On aura beau citer Jérôme Bosch, Piero della Francesca, la pittura metafisica d’un Giorgo De Chirico, le surréalisme d’un Magritte, on est ici sans l’univers de Siro Cugusi, « où toutes les choses sont grandes, petites, invisibles ». Ses œuvres les plus récentes nous touchent donc particulièrement. Car contrairement au côté spectaculaire et inévitablement attirant, séduisant des œuvres précédentes, trois moyens formats ne représentent « rien », sinon des paysages qui prévoient le monde qui vient. Comme si le peintre rompait avec les beaux exemples esthétiques. Voici un tronc d’arbre creux d’où s’échappe un surgeon maigre, l’océan agité, desseins devenus balises maritimes, le tout non plus dans des tonalités chaudes, mais verdâtres, presque froides.
Siro Cugusi est pourtant bien un « rejeton » de la grande peinture italienne : le tableau n’est pas grand (50 x 40 cm) et il fait penser à un de ces tout petits paysages que l’on voit au fond des grandes compositions de la peinture italienne classique, qu’elles soient d’ailleurs d’église ou civiles. Là où le peintre exprimait, hors sujet de la commande, tout son talent personnel, avec en plus un sfumato techniquement très élaboré, donnant l’impression d’un voile entre ombre et lumière. On peut l’évoquer ici dans le traitement de l’expression du ciel et des nuages qui assombrissent sa clarté.

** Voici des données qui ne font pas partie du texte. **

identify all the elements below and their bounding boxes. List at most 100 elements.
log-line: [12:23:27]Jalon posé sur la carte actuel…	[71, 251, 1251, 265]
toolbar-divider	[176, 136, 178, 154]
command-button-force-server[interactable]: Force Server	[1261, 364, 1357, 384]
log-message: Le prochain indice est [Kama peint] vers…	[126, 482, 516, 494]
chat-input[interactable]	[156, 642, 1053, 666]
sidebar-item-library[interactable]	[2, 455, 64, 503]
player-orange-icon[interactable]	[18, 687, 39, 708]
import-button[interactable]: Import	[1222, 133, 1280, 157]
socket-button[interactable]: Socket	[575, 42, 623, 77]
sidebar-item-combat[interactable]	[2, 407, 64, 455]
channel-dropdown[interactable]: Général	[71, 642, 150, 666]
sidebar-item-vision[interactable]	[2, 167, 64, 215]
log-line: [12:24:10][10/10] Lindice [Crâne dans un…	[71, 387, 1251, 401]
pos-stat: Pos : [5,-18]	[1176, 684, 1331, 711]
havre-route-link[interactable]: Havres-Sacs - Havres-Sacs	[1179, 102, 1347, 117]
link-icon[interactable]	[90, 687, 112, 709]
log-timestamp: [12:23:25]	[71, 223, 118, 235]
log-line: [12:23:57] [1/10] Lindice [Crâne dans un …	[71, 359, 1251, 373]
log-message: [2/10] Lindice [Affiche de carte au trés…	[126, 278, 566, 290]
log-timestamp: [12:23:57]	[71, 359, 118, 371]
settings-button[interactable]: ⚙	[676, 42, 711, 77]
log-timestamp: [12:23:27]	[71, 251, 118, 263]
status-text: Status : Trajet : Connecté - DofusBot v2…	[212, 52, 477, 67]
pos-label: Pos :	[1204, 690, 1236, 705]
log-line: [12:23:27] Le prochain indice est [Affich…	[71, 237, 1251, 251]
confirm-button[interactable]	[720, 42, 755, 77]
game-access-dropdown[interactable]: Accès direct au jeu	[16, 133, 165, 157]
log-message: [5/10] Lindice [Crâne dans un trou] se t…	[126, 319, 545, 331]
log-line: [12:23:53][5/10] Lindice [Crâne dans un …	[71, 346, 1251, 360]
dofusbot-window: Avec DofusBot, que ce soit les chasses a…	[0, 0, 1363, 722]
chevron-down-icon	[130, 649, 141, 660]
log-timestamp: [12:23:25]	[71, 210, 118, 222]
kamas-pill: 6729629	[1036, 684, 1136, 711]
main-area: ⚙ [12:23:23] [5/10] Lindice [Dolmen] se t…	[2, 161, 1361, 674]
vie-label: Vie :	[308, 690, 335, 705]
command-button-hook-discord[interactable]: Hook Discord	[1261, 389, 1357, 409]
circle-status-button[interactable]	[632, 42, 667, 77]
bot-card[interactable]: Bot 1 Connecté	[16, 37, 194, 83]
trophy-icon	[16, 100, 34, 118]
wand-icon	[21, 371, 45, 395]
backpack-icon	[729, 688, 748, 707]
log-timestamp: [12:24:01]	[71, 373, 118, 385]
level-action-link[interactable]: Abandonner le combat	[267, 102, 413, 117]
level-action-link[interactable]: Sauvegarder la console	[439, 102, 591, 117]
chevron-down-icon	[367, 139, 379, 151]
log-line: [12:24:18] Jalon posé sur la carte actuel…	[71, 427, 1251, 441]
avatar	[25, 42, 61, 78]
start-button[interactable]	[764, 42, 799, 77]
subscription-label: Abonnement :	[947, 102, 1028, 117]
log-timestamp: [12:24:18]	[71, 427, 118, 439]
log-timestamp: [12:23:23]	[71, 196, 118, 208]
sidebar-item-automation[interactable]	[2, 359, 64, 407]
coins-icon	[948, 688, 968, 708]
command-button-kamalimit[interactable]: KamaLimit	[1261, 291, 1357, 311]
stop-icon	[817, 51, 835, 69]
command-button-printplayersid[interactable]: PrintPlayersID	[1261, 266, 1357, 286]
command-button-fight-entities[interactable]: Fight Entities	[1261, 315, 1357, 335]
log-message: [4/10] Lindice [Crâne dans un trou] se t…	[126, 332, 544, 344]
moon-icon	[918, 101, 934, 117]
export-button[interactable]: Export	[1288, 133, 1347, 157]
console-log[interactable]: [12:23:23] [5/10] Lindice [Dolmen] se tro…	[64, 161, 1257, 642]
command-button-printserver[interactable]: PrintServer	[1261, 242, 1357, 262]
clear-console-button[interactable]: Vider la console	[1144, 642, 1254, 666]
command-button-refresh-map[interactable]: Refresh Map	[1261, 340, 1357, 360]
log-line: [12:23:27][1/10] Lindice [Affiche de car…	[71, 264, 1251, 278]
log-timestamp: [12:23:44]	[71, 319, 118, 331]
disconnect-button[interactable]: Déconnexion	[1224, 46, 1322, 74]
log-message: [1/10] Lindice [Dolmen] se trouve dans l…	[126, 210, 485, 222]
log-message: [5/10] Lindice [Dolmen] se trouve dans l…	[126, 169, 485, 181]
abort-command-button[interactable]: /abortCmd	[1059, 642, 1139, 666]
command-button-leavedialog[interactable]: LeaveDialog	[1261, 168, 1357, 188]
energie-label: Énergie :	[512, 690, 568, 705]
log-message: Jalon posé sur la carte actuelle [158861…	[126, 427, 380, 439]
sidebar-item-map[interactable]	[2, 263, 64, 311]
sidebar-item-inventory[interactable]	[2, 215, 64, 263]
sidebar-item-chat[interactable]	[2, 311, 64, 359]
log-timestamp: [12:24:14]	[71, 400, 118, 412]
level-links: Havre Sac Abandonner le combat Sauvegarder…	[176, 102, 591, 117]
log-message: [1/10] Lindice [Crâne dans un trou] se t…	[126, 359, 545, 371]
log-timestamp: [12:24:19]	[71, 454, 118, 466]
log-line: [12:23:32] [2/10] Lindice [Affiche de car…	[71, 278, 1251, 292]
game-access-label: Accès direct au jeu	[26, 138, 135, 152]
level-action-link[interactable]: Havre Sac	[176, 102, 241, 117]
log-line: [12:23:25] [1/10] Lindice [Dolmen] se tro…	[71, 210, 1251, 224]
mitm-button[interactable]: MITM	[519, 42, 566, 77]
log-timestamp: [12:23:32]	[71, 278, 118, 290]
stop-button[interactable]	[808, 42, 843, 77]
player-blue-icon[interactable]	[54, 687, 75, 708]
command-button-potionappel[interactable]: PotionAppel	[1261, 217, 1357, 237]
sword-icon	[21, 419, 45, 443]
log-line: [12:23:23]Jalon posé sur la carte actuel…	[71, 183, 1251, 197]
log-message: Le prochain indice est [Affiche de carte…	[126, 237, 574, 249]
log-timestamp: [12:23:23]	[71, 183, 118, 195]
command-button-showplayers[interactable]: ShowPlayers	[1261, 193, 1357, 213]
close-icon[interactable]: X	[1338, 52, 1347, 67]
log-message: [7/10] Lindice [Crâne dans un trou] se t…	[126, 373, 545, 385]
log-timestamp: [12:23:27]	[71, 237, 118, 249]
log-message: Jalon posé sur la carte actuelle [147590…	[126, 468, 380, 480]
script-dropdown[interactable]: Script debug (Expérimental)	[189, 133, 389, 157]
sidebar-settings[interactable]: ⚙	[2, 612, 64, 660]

Mais Siro Cugusi est un peintre contemporain, puisque ce « petit » paysage est le sujet même de son tableau. Roche et terre désertique, cyprès et oliviers qui souffrent. Ciel menaçant… L’histoire continue, en tout cas celle que nous imaginons : un paysage martyre, comme Saint-Sébastien transpercé de ses flèches. Nous sommes à notre époque.